Estamos deixando rapidamente para trás a característica de sermos um país “jovem”, à medida que a faixa etária da população mais velha é a que mais cresce, e as mulheres têm menos filhos. Estima-se que em pouco mais de uma década, o Brasil será formado por mais velhos do que crianças e jovens. E neste cenário de covid-19, no qual as pessoas mais velhas estão mais vulneráveis aos riscos, acirrou-se o discurso velhofóbico de que os idosos são inúteis e um peso social. O que não é verdade: na minha pesquisa sobre envelhecimento e felicidade no Brasil, que realizo há mais de 20 anos, muitos deles cuidam e ajudam financeiramente os filhos adultos e até os netos. Portanto, a velhofobia vai além do preconceito, do medo de envelhecer, da violência, mas também do fato de não reconhecer que os velhos mudaram muito. Porém, a evolução de valores é um processo lento e não acontece na mesma rapidez dessa transformação populacional.
Assim como as mudanças de valores culturais, o mercado de trabalho também vai demorar para valorizar profissionais mais velhos?
A questão da desigualdade das mulheres, por exemplo, é grave desde o século passado, por isso é mais visível. Já a questão geracional é nova para o brasileiro, e consequentemente para as corporações, pois não se imaginava um envelhecimento tão rápido da nossa sociedade. Nem mesmo os velhos absorveram profundamente a própria transformação na sociedade e que não são mais os mesmos do século passado. Por outro lado, como essas pessoas permanecem ativas, produtivas e criativas, acompanho inúmeras iniciativas, inclusive de mulheres, que criam cada vez mais espaços no mercado de trabalho abrindo seus próprios negócios.
Como você avalia a “velhofobia” nas corporações?
Tenho sido convidada para falar desse tema em empresas, além de prestar consultoria e fazer pesquisas em corporações nacionais e internacionais, que querem compreender melhor essa realidade para contribuírem de alguma forma.
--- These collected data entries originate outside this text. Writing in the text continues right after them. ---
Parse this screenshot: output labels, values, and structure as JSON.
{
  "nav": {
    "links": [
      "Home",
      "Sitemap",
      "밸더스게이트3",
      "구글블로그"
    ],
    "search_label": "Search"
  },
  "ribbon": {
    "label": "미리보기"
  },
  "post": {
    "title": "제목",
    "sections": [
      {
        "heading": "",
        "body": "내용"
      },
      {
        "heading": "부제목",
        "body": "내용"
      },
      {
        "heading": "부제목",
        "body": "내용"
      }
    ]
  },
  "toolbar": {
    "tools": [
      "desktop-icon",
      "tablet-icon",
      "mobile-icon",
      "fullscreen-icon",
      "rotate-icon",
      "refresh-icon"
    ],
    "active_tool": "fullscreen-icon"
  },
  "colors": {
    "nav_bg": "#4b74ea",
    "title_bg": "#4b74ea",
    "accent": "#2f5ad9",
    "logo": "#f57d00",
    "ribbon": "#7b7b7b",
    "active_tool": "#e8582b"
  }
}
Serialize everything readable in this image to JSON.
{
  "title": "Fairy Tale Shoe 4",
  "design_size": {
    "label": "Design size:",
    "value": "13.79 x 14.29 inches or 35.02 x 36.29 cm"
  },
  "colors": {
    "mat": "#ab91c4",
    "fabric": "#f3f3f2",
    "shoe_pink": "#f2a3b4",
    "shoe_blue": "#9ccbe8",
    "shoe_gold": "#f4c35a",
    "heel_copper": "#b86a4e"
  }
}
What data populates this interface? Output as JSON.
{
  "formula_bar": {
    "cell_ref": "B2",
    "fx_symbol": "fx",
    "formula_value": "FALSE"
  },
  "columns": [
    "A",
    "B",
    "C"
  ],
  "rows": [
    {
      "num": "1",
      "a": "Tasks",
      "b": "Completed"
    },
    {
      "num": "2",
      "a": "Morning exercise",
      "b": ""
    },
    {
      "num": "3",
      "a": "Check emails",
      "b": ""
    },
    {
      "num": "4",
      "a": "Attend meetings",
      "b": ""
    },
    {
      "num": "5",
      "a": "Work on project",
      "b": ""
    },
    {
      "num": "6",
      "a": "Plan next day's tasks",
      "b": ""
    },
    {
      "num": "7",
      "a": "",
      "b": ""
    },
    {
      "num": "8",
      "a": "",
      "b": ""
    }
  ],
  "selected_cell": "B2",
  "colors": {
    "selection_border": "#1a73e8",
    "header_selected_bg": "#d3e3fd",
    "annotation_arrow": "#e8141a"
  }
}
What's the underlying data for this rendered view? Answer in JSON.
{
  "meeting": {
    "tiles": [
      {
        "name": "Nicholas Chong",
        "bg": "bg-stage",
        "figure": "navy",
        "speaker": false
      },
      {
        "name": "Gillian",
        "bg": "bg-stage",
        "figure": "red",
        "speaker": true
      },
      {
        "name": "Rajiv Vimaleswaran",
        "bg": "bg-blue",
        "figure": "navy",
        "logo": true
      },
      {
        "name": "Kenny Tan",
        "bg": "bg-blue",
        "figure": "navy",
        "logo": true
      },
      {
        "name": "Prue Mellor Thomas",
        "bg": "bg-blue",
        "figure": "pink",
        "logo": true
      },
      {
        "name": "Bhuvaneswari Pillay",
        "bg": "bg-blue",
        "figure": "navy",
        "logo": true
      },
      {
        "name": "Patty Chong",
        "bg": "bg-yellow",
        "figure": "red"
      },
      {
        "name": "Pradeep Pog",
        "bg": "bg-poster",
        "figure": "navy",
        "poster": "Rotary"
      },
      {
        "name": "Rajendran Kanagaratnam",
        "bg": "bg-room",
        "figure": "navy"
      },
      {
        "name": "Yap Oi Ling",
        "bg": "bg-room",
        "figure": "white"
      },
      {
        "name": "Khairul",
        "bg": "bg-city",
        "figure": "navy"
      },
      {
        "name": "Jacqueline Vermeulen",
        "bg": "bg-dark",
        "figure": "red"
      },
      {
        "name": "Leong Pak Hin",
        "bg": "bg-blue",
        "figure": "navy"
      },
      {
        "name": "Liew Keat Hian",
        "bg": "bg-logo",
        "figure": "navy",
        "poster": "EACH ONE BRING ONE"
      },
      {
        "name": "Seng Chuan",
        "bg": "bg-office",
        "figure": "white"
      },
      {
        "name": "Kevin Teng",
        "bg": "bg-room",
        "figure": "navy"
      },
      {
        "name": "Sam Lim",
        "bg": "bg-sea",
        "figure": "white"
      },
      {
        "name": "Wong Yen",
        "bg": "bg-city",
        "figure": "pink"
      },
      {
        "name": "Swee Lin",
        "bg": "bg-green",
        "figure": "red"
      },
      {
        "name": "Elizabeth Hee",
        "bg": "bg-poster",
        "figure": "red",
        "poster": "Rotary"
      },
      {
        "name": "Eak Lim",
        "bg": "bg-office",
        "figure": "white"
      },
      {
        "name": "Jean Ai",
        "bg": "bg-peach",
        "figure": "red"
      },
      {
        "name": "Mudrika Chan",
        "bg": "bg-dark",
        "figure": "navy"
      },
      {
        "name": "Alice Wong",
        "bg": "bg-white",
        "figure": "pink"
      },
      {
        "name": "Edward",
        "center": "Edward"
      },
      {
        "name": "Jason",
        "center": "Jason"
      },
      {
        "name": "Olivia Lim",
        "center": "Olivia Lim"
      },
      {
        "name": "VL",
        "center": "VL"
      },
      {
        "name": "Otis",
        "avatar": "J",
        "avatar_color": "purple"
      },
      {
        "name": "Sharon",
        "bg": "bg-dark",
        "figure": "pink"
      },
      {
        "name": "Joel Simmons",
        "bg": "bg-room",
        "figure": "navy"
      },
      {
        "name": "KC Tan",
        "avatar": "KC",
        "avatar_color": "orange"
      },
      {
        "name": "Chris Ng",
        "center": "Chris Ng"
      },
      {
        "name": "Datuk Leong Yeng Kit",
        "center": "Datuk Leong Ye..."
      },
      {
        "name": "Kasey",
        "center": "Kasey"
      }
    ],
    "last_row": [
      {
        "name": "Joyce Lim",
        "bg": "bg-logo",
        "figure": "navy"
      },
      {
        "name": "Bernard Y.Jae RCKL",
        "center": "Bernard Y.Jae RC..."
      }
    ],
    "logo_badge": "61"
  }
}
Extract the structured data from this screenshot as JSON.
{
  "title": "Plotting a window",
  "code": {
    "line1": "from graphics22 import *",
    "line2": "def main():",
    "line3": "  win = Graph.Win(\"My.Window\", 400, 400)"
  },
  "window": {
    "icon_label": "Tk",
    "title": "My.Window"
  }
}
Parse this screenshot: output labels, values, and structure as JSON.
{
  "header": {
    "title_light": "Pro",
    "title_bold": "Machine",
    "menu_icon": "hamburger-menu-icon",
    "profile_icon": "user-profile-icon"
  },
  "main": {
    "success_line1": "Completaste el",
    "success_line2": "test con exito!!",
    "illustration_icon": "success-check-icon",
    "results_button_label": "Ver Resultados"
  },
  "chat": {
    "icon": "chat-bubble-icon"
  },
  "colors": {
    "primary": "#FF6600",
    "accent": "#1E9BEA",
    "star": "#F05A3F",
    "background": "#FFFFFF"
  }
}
Mas, os graves problemas econômicos, políticos e sociais são tão mais profundos, que falar da incorporação dos velhos no mercado de trabalho tem se mostrado ainda mais difícil em um momento em que o índice de desemprego em todas as faixas etárias vem aumentando. Portanto, em uma sociedade como a nossa, com tantas mazelas a serem resolvidas, a questão dos mais velhos é mais uma dentro dessa triste realidade brasileira.
Além do preconceito, qual outro desafio do envelhecimento?
Desde que publiquei meu primeiro livro sobre envelhecimento, “Coroas”, há mais de 10 anos, tenho sido muito chamada para falar desse tema. Contudo, a procura explodiu por causa da reforma da previdência. Agora, com a pandemia, ficou ainda mais evidente a necessidade de compreender esse universo, que é enormemente diversificado. E esse é o desafio: compreender como atuar em uma realidade de envelhecimento do Brasil muito complexa. O que é prioritário? O que cada um de nós e as corporações devem ficar atentas? Trata-se, portanto, de um assunto urgente e delicado.